Methods of nutrition provided in the microscope. Even optical models may require a power source to run the backlight (see above), while for other varieties, power is almost a must. Some models may support multiple power types.

— 230 V network. Connection to a regular 230 V socket. Quite a convenient and practical option, only poorly suitable for portable models (see above).

— USB port. Power supply from the USB connector is often found in digital microscopes (see "How it works"): the device is powered from the same connector through which it is connected to a computer or other external screen. And in optical models, such power supply can be provided in addition to the 230 V network described above.

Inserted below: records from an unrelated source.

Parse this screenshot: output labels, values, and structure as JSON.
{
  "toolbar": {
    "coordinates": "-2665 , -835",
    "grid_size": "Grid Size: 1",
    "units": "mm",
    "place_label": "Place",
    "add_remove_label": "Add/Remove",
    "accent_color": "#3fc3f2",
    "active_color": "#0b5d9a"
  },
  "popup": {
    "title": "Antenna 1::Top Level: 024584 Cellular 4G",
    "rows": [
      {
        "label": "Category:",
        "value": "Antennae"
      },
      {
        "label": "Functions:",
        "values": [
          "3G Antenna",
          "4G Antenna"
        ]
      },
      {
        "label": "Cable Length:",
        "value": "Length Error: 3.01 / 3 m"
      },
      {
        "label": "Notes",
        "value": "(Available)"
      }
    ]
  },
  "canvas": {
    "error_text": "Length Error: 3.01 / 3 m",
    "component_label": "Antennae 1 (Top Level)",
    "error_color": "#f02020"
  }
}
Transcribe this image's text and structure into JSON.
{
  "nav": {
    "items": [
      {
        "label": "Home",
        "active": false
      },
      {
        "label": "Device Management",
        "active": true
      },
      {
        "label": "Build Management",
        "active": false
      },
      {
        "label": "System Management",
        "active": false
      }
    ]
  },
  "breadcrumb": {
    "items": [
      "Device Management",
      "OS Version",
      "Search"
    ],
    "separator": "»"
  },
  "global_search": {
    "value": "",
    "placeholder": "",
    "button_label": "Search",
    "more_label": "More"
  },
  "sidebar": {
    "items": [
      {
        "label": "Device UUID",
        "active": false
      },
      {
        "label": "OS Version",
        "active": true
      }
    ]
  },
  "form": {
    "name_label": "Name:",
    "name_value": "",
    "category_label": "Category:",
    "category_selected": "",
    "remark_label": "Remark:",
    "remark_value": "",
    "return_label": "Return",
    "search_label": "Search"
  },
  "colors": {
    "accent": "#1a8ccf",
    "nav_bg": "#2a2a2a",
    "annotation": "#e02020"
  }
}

Note that USB ports, among other things, are also found in laptops and other portable devices, which makes it possible to use such microscopes even if there are no outlets nearby. This is especially useful for portable devices (see above).

— Accumulator. Powered by its own built-in battery, in some cases — non-removable. This option makes the microscope completely autonomous and allows you to use it even in the complete absence of external power sources nearby. On the other hand, this moment is relevant mainly for portable models, and then only in some cases, and the built-in battery noticeably affects the weight, dimensions and price of the device. Therefore, purely cordless microscopes are extremely rare, more often this method of power supply is pro...vided in addition to the 230 V network or USB (see above) — as a spare in case of problems with external power.

— Batteries. Another type of autonomous power supply, along with the batteries described above. The presence of a battery compartment is cheaper than the built-in battery, but the batteries themselves have to be purchased separately — and either regularly buy disposable cells, or pay a rather large amount for batteries and a charger for them. In addition, the quality of batteries is highly dependent on the specific brand, and not all cells can normally “start” the microscope and provide an acceptable battery life. Therefore, such power, like battery power, is rare in its pure form, more often it complements the connection to a 230 V network or USB.